Om mijn punt te illustreren neem ik als voorbeeld een eenvoudige wiskundige bewerking. Als twee breuken aan elkaar gelijk zijn kun je dat ook opschrijven als twee producten die aan elkaar gelijk zijn. Je kunt van de ene naar de andere schrijfwijze overgaan via een regel die wij vroeger noemden “kruiselings vermenigvuldigen”. Maar een docent op de basisschool die ik daarover sprak zei: “Nee, dat is een truc! Tegenwoordig leren wij de kinderen dat heel anders, met meer inzicht en begrip”. Hoe ben ik trouwens vergeten. Ik wil niet zeggen dat de moderne methode slechter is. Als je gewend bent aan een andere manier om twee breuken weg te werken is dat natuurlijk prima en begrijp je het op een andere manier. Er is niet één manier om iets te begrijpen. Begrijpen is hoe je omgaat met je kennis. Het gaat om de kennis, die is niet afhankelijk van de persoon, begrijpen wel. Er is niks mis met kruiselings vermenigvuldigen, ook al is het een trucje.

In de filosofie wordt “begrijpen” altijd gekoppeld aan “oorzaak” en “gevolg”. Je begrijpt een bepaalde gebeurtenis als je de oorzaak kunt onderscheiden en het gevolg kunt voorspellen.
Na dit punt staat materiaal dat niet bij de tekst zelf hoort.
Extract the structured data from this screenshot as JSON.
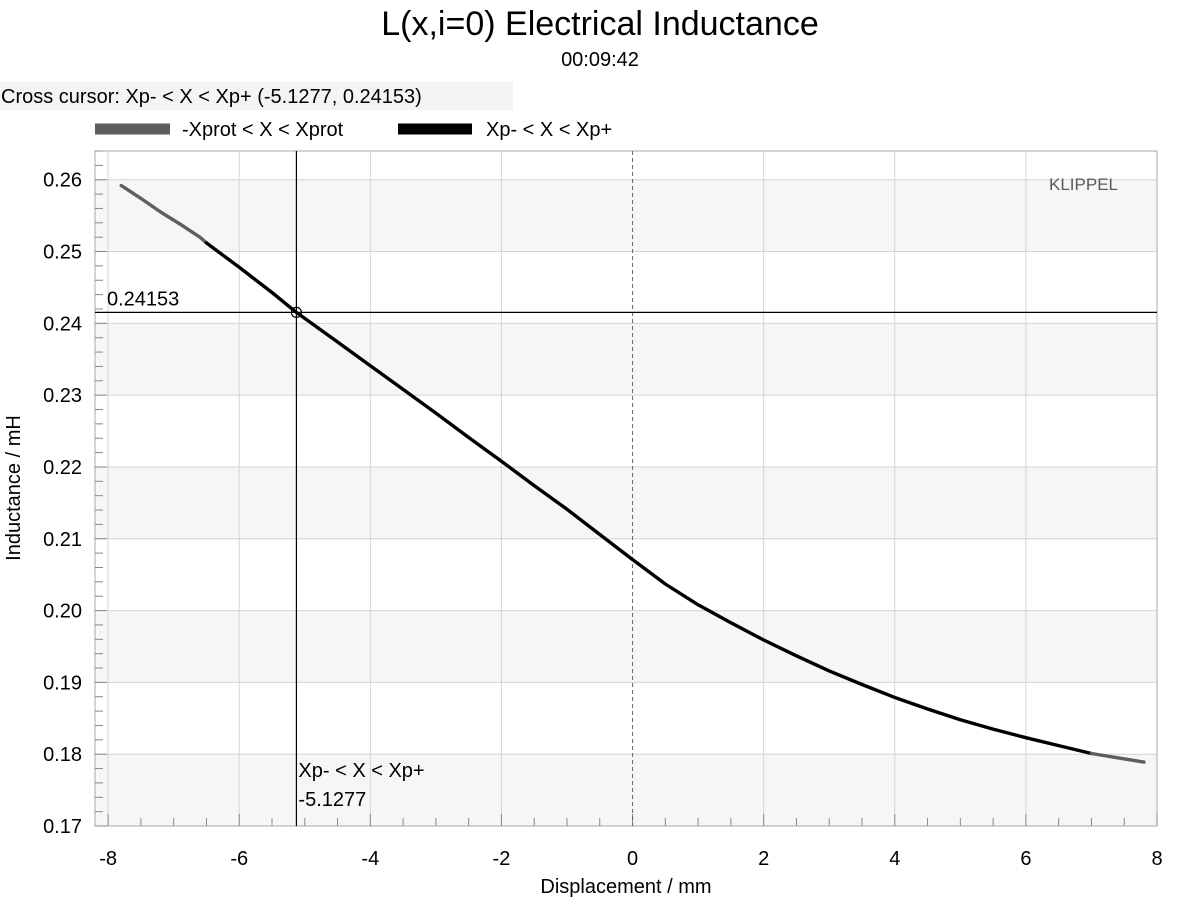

Maar stel dat ik naar een appel kijk, hoog in een boom (het mag ook een durian zijn, dat is iets spectaculairder), en ik zie dat het steeltje breekt. Dan weet ik dat die appel op de grond zal vallen en uit elkaar zal spatten. Ik weet dat omdat ik dat eerder gezien heb. In alle gevallen dat een appel los kwam van de boom viel hij op de grond. Ik kan zelfs concluderen dat met een durian hetzelfde zal gebeuren, hoewel ik die nog nooit heb zien vallen. Ik begrijp de essentie van het vallen, hoera! Maar eigenlijk is het begrip niks meer dan dat ik weet dat het gaat gebeuren. Ik ken zelfs de tweede wet van Newton waarmee ik kan uitrekenen hoe lang de valtijd is. Ik “begrijp” de vallende appel, en ik “begrijp” hoe ik met een kruiselingse vermenigvuldiging twee breuken kan wegwerken. Maar het is allemaal niet veel meer dan toepassen van kennis. Daarom pleit ik er ook voor – net als Dennett – om kinderen op school goed te trainen in kennis. De tafels van vermenigvuldiging, de staartdeling, het optellen en vermenigvuldigen van breuken, alles moet er zo stevig in zitten dat het er automatisch uit komt. En dan komt het begrip vanzelf mee.